Abstract

Pyroptosis is an inflammatory form of programmed cell death that holds great promise in cancer therapy. However, autophagy as the crucial pyroptosis checkpoint and the self-protective mechanism of cancer cells significantly weakens the therapeutic efficiency. Here, a bioorthogonal pyroptosis nanoregulator is constructed to induce pyroptosis and disrupt the checkpoint, enabling high-efficiency pyroptosis cancer therapy. The nanoregulator allows the in situ synthesis and accumulation of the photosensitizer PpIX in the mitochondria of cancer cells to directly produce mitochondrial ROS, thus triggering pyroptosis. Meanwhile, the in situ generated autophagy inhibitor via palladium-catalyzed bioorthogonal chemistry can disrupt the pyroptosis checkpoint to boost the pyroptosis efficacy.
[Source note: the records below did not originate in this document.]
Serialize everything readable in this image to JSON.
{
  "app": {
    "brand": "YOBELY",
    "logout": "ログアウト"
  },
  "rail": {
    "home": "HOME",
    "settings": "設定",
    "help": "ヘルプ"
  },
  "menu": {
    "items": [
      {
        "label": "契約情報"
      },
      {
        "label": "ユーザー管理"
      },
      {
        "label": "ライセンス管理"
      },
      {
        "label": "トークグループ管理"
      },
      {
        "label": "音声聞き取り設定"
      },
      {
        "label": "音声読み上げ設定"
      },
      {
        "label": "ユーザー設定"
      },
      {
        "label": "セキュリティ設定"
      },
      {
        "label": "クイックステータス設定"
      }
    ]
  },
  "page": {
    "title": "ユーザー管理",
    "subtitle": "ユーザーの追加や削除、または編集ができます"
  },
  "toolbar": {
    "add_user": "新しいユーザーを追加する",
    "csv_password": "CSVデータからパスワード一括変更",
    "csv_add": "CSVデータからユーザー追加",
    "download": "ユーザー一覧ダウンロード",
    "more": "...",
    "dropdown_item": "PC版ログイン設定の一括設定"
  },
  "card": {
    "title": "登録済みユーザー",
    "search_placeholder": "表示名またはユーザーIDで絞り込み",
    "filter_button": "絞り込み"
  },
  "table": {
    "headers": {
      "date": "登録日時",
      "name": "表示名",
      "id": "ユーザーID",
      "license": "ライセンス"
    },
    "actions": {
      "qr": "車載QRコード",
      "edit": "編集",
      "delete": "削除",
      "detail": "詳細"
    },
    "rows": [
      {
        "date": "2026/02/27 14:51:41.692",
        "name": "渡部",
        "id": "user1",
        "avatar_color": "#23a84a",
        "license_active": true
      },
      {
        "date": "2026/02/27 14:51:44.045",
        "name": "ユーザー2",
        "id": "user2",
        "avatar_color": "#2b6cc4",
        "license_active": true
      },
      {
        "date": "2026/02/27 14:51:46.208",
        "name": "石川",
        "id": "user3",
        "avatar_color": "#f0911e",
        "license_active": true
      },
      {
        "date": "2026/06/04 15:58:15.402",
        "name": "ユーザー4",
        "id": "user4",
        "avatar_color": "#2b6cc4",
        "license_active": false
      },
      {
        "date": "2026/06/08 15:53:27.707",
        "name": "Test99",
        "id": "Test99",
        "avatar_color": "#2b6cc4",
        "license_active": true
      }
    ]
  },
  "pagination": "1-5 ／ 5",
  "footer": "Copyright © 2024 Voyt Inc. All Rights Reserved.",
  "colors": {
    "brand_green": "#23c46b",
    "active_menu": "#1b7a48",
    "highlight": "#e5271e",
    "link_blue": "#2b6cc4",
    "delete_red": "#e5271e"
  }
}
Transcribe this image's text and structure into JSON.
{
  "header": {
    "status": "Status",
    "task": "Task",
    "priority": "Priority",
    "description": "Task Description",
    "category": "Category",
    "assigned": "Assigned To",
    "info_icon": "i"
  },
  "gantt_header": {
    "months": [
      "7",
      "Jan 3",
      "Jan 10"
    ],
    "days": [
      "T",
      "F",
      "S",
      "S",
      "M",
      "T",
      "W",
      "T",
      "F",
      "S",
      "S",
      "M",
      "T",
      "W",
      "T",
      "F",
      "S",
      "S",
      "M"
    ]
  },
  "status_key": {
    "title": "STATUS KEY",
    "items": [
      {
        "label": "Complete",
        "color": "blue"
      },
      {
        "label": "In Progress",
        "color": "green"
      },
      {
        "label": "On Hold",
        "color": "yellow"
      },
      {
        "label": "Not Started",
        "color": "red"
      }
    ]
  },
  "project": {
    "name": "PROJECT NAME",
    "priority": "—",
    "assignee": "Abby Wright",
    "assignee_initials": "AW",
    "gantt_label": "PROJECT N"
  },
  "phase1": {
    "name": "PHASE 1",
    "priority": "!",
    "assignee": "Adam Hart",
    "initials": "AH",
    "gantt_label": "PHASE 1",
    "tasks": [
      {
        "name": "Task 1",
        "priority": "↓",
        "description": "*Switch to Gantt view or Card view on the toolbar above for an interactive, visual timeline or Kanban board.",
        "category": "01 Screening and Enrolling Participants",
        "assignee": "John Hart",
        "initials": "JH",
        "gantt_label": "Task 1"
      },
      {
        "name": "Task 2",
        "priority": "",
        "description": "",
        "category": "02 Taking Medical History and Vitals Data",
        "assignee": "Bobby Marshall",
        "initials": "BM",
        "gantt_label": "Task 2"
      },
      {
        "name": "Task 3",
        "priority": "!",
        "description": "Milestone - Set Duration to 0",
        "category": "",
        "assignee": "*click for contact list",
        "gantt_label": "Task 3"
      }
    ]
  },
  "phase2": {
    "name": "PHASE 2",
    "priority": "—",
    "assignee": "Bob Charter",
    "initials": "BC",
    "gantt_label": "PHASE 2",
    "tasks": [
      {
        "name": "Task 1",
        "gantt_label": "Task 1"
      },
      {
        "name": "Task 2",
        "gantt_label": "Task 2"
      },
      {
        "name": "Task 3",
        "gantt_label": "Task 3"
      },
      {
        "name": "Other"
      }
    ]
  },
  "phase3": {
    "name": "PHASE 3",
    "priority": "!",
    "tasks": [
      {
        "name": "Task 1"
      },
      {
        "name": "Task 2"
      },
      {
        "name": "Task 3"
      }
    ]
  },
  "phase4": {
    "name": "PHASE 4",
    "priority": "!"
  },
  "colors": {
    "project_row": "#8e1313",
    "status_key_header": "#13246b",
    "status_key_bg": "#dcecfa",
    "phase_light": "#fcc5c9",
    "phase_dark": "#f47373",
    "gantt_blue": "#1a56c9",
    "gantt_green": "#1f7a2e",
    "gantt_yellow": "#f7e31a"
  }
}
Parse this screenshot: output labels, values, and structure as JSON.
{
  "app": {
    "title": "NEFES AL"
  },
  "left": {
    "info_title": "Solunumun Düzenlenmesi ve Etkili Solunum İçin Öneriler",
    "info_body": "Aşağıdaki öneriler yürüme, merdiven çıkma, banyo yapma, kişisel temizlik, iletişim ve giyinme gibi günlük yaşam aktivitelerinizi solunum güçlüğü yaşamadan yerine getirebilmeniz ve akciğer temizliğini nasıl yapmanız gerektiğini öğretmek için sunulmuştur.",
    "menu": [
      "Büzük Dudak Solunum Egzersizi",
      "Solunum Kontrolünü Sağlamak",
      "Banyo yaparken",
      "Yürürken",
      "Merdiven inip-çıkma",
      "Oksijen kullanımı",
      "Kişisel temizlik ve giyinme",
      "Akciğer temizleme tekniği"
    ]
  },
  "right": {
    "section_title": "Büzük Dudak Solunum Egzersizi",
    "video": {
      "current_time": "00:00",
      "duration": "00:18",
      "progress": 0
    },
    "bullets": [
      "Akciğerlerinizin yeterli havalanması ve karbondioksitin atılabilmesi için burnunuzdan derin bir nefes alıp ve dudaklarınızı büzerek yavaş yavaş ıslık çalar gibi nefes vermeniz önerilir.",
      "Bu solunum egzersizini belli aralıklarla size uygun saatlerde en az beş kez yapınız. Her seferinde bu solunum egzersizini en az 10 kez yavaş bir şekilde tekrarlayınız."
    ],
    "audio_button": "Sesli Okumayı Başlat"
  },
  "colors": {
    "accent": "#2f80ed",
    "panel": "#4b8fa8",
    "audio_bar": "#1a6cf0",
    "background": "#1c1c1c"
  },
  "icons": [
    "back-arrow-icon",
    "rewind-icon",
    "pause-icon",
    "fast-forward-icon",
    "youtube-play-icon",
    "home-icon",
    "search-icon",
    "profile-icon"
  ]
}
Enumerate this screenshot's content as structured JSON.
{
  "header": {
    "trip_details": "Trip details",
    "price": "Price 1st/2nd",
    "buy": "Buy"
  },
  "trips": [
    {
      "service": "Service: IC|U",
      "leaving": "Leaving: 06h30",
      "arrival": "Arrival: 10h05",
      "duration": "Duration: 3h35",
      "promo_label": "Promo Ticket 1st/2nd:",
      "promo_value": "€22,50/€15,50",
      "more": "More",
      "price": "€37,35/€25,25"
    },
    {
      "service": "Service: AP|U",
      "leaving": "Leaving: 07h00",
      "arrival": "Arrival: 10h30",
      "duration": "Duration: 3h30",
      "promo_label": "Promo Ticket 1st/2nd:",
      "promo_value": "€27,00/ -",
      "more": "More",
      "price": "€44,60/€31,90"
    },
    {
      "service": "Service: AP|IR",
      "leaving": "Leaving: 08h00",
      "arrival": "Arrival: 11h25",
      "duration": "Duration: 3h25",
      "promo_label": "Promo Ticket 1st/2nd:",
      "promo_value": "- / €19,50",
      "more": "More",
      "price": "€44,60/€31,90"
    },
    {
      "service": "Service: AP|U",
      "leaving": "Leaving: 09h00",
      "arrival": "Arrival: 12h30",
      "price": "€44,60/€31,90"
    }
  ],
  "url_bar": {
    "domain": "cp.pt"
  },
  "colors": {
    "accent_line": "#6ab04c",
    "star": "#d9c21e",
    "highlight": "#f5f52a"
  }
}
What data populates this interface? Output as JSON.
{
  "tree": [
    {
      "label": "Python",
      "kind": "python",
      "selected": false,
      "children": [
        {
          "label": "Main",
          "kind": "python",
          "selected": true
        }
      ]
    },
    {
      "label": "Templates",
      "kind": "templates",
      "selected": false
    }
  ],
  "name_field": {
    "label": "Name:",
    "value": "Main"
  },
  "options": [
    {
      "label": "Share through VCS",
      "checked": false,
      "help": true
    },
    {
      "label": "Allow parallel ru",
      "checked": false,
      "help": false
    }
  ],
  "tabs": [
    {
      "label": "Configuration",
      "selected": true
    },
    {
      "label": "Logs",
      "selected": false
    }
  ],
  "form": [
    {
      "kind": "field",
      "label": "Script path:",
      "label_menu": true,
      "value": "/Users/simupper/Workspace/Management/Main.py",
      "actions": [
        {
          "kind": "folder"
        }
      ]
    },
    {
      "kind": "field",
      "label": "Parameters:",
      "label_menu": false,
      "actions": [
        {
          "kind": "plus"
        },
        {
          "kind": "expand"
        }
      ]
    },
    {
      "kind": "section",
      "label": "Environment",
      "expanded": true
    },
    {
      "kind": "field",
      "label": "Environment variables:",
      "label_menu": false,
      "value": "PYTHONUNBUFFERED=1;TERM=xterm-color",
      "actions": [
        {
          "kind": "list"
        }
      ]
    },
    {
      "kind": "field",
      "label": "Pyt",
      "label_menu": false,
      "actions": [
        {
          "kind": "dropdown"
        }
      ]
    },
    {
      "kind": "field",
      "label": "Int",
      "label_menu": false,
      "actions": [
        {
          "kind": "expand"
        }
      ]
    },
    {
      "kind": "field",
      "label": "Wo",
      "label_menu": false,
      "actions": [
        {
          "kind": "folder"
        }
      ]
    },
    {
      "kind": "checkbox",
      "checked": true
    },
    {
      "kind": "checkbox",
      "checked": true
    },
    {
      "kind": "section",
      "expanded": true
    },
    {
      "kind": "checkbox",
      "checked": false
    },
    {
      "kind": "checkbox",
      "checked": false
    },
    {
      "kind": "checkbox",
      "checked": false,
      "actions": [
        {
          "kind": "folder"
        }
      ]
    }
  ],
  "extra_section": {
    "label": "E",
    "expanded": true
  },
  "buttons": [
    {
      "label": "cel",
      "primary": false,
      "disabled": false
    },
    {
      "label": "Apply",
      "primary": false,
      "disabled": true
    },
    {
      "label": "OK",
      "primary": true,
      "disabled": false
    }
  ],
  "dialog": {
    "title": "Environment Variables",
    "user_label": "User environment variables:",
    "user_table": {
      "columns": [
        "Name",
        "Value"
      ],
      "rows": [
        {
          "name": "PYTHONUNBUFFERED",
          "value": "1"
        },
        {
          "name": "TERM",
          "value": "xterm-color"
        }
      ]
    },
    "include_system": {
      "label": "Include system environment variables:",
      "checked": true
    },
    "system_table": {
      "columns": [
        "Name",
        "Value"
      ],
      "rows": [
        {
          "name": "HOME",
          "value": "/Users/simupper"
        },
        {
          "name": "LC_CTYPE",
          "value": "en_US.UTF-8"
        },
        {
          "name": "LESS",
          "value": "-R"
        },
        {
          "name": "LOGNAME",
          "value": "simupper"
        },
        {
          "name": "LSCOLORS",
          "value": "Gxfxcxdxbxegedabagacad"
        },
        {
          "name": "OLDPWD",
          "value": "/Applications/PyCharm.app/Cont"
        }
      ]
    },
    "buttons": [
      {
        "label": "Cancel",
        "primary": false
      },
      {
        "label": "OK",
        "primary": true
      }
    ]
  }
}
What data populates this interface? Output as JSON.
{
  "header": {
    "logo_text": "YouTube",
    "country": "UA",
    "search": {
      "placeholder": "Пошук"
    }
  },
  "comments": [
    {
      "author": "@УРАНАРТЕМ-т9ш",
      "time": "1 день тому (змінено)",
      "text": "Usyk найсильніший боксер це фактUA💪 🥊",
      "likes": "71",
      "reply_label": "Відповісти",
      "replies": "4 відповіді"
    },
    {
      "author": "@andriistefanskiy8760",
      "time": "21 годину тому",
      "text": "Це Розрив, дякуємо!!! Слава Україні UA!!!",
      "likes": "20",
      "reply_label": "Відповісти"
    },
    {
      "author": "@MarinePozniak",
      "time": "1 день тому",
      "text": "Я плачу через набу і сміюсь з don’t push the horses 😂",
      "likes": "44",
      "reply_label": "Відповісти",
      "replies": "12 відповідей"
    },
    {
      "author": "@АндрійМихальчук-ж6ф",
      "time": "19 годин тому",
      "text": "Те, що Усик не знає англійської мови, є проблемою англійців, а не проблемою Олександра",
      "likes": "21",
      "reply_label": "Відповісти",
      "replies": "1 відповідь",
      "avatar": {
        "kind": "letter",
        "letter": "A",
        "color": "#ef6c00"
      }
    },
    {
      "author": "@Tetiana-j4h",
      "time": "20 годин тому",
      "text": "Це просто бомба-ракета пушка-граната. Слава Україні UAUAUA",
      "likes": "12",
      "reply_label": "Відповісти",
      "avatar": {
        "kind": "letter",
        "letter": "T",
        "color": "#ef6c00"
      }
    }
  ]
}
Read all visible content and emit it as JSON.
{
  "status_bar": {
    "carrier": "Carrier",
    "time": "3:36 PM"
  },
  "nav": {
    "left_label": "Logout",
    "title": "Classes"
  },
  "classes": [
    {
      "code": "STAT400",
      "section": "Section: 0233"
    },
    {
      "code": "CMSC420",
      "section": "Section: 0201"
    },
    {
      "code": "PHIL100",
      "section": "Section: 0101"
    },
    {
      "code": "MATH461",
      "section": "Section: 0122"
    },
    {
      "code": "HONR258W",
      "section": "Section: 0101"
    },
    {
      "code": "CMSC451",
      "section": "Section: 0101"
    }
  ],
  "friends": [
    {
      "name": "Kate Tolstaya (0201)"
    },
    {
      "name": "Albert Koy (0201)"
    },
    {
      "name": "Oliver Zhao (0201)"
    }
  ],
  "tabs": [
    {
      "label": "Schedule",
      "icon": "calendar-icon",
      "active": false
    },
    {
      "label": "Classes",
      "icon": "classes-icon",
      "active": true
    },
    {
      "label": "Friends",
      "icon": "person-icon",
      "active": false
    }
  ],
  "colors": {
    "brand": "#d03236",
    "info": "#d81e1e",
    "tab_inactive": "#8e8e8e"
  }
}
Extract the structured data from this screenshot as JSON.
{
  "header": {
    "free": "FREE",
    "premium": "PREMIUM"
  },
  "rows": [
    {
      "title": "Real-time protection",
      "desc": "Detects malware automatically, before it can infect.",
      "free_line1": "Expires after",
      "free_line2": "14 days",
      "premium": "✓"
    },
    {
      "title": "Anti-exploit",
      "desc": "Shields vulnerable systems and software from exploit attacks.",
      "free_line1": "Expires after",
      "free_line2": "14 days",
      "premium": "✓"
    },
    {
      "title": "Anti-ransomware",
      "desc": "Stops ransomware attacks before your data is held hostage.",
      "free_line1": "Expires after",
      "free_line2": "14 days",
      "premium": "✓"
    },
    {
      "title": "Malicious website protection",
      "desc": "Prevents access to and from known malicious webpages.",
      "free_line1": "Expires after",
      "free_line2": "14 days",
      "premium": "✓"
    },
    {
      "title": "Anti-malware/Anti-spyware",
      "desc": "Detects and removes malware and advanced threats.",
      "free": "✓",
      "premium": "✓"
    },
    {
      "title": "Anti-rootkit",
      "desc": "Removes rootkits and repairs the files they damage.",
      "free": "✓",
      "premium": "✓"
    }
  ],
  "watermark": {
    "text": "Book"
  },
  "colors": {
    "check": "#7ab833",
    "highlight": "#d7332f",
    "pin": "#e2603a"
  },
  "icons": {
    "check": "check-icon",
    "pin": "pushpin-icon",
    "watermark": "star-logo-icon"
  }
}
With the biomimetic cancer cell membrane coating, this platform for modulating pyroptosis presents specificity to cancer cells and poses no harm to normal tissue, resulting in a highly efficient and safe antitumor treatment. To our knowledge, this is the first report on a disrupting intrinsic protective mechanism of cancer cells for tumor pyroptosis therapy. This work highlights that autophagy as a checkpoint plays a key regulative role in pyroptosis therapy, which would motivate the future design of therapeutic regimens.